Written by Pavel Vondra
GONE WITH THE WIND are lives of 14 people killed over the weekend across four European countries including the Czech Republic by the windstorm Emma.
An 11-year-old girl was killed by a falling tree branch in Líbeznice, just north of Prague, on her way to visit a cemetery with her grandmother. The emergency helicopter couldn’t be sent to the place of accident, due to the strong winds, and the girl succumbed to her injuries.
Second Czech victim was an 80-year-old priest struck by flying metal sheets in front of his church in Sadská, just east of the Czech capital.
Thousand of people were left without power as the winds reaching up to 150 kilometers per hour in the higher altitudes brought down high-voltage grid pylons, blocked highways and railway tracks with fallen trees and caused material damage which the insurance companies expect to reach hundreds of millions of Czech crowns.
Raging of the untamed elements aside, last week was also a busy one for the Czech Prime Minister Mirek Topolánek, who now has one less thing on his to-do list with the White House visit box already checked.
As he put it after meeting its current tenant George W. Bush, the US-Czech agreement on hosting an American radar base in Brdy region west of Prague as part of the US anti-missile shield is only “three words away”.
Aside from that, PM brought home agreement between the two governments on lifting the visa requirements for Czech citizens visiting United States. It is expected to come into force as soon as next fall.
Coincidentally, Canada might re-impose the visa on Czechs at around the same time, because the number of asylum-seekers is well on its way to surpass the two per cent of the total number of Czech visitors since the visa system had been lifted last year, Aktuálně.cz has learned.
While still in the US, Mirek Topolánek conferred a prime ministerial award on the controversial Mašín brothers, who famously fought their way out of communist Czechoslovakia soon after the 1948 coup d’etat. He thus made it clear he considered them heroes, not murderers, as many people in their native land do.
Mirek Topolánek’s mentor, the Czech President Václav Klaus, who recently renewed the lease on Prague Castle for five more years, also had an eventful week.

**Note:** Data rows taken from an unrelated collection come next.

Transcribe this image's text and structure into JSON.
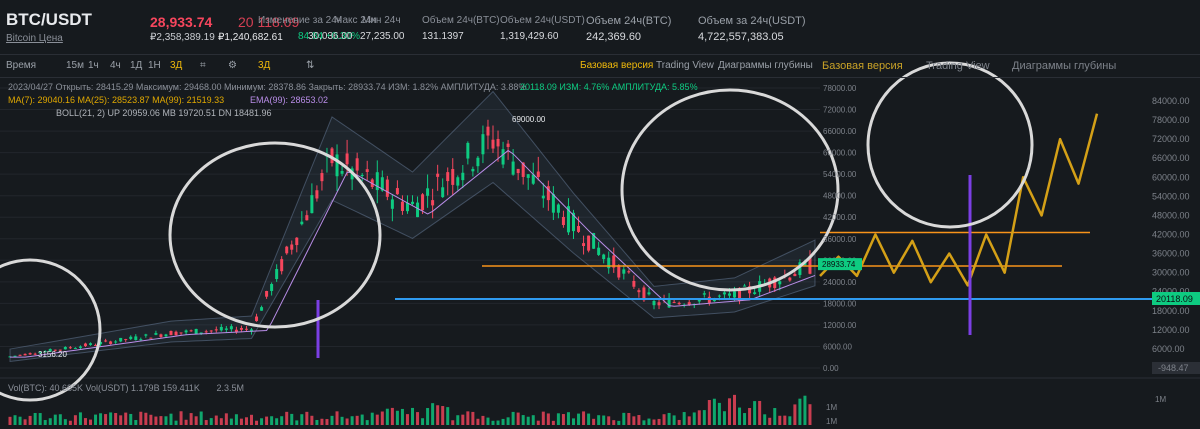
{
  "header": {
    "pair": "BTC/USDT",
    "subtitle": "Bitcoin Цена",
    "last_price": "28,933.74",
    "last_price_rub": "₽2,358,389.19",
    "change": "20 118.09",
    "change_rub": "₽1,240,682.61",
    "stats": [
      {
        "label": "Изменение за 24ч",
        "value": "84.84 +0.30%"
      },
      {
        "label": "Макс 24ч",
        "value": "30,036.00"
      },
      {
        "label": "Мин 24ч",
        "value": "27,235.00"
      },
      {
        "label": "Объем 24ч(BTC)",
        "value": "131.1397"
      },
      {
        "label": "Объем 24ч(USDT)",
        "value": "1,319,429.60"
      },
      {
        "label": "Объем 24ч(BTC)",
        "value": "242,369.60"
      },
      {
        "label": "Объем за 24ч(USDT)",
        "value": "4,722,557,383.05"
      }
    ]
  },
  "toolbar": {
    "items": [
      "Время",
      "15м",
      "1ч",
      "4ч",
      "1Д",
      "1Н",
      "3Д"
    ],
    "active": "3Д",
    "tabs": [
      "Базовая версия",
      "Trading View",
      "Диаграммы глубины"
    ],
    "tabs2": [
      "Базовая версия",
      "Trading View",
      "Диаграммы глубины"
    ]
  },
  "indicators": {
    "ohlc": "2023/04/27 Открыть: 28415.29 Максимум: 29468.00 Минимум: 28378.86 Закрыть: 28933.74 ИЗМ: 1.82% АМПЛИТУДА: 3.88%",
    "ohlc2": "20118.09 ИЗМ: 4.76% АМПЛИТУДА: 5.85%",
    "ma": "MA(7): 29040.16 MA(25): 28523.87 MA(99): 21519.33",
    "ema": "EMA(99): 28653.02",
    "boll": "BOLL(21, 2) UP 20959.06 MB 19720.51 DN 18481.96",
    "vol": "Vol(BTC): 40.685K Vol(USDT) 1.179B 159.411K",
    "vol_extra": "2.3.5M"
  },
  "markers": {
    "high_label": "69000.00",
    "low_label": "3156.20",
    "current_price": "28933.74",
    "support_price": "20118.09",
    "neg_label": "-948.47"
  },
  "colors": {
    "bg": "#161a1e",
    "up": "#0ecb81",
    "down": "#f6465d",
    "orange": "#f7931a",
    "gold": "#d4a017",
    "blue": "#2f9bf0",
    "purple": "#7b3fe4",
    "circle": "#d9d9d9"
  },
  "chart_data": {
    "type": "line",
    "x": [
      0,
      10,
      20,
      30,
      40,
      50,
      60,
      70,
      80,
      90,
      100
    ],
    "series": [
      {
        "values": [
          3200,
          6500,
          9800,
          11000,
          58000,
          45000,
          64000,
          40000,
          18000,
          20000,
          28933
        ]
      }
    ],
    "y_axis_inner": [
      "78000.00",
      "72000.00",
      "66000.00",
      "60000.00",
      "54000.00",
      "48000.00",
      "42000.00",
      "36000.00",
      "30000.00",
      "24000.00",
      "18000.00",
      "12000.00",
      "6000.00",
      "0.00"
    ],
    "y_axis_outer": [
      "84000.00",
      "78000.00",
      "72000.00",
      "66000.00",
      "60000.00",
      "54000.00",
      "48000.00",
      "42000.00",
      "36000.00",
      "30000.00",
      "24000.00",
      "18000.00",
      "12000.00",
      "6000.00",
      "0.00"
    ],
    "vol_axis": [
      "1M",
      "1M",
      "1M"
    ],
    "resistance_upper": 42000,
    "resistance_mid": 29000,
    "support": 20118.09,
    "forecast_path": [
      28933,
      35000,
      29000,
      42000,
      30000,
      40000,
      27000,
      36000,
      26000,
      42000,
      30000,
      60000,
      48000,
      72000,
      58000,
      80000
    ]
  }
}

He vetoed his first law in the second term, made a warning speech about the lessons of February 1948 and set off to make another one in New York City later this week, on his favorite subject of late the climate change, or rather the folly of imagining there is one, as he sees it.
Czech Neo-Nazis continued with their marching season over the weekend, this time parading in the beer capital of Pilsen, taking advantage of a recent court ruling which confirmed their freedom of expression cannot be taken away by city officials. As usual, the young right-wing extremists were highly outnumbered by riot police in full gear.
It may now be turn for renowned Czech-born, London-based architect Jan Kaplický to seek help from court against overbearing city officials.
One year after winning the international competition for the new National Library building with his futuristic “blob” design, the construction still faces resistance from Prague councilors, who are now ready to wage a legal war against it.
With no councilors to deal with, two younger but equally competitive Czechs made their global mark last week. First there was Markéta Irglová winning an Oscar for the song she wrote and performed in the low-budget independent cinema hit Once with her Irish partner Glen Hansard.
And then cross country skier Lukáš Bauer won yet another classic-style World Cup cross country ski race in Lahti, Finland, over the weekend, effectively clinching the overall World Cup title for this year as the first Czech Nordic skier ever.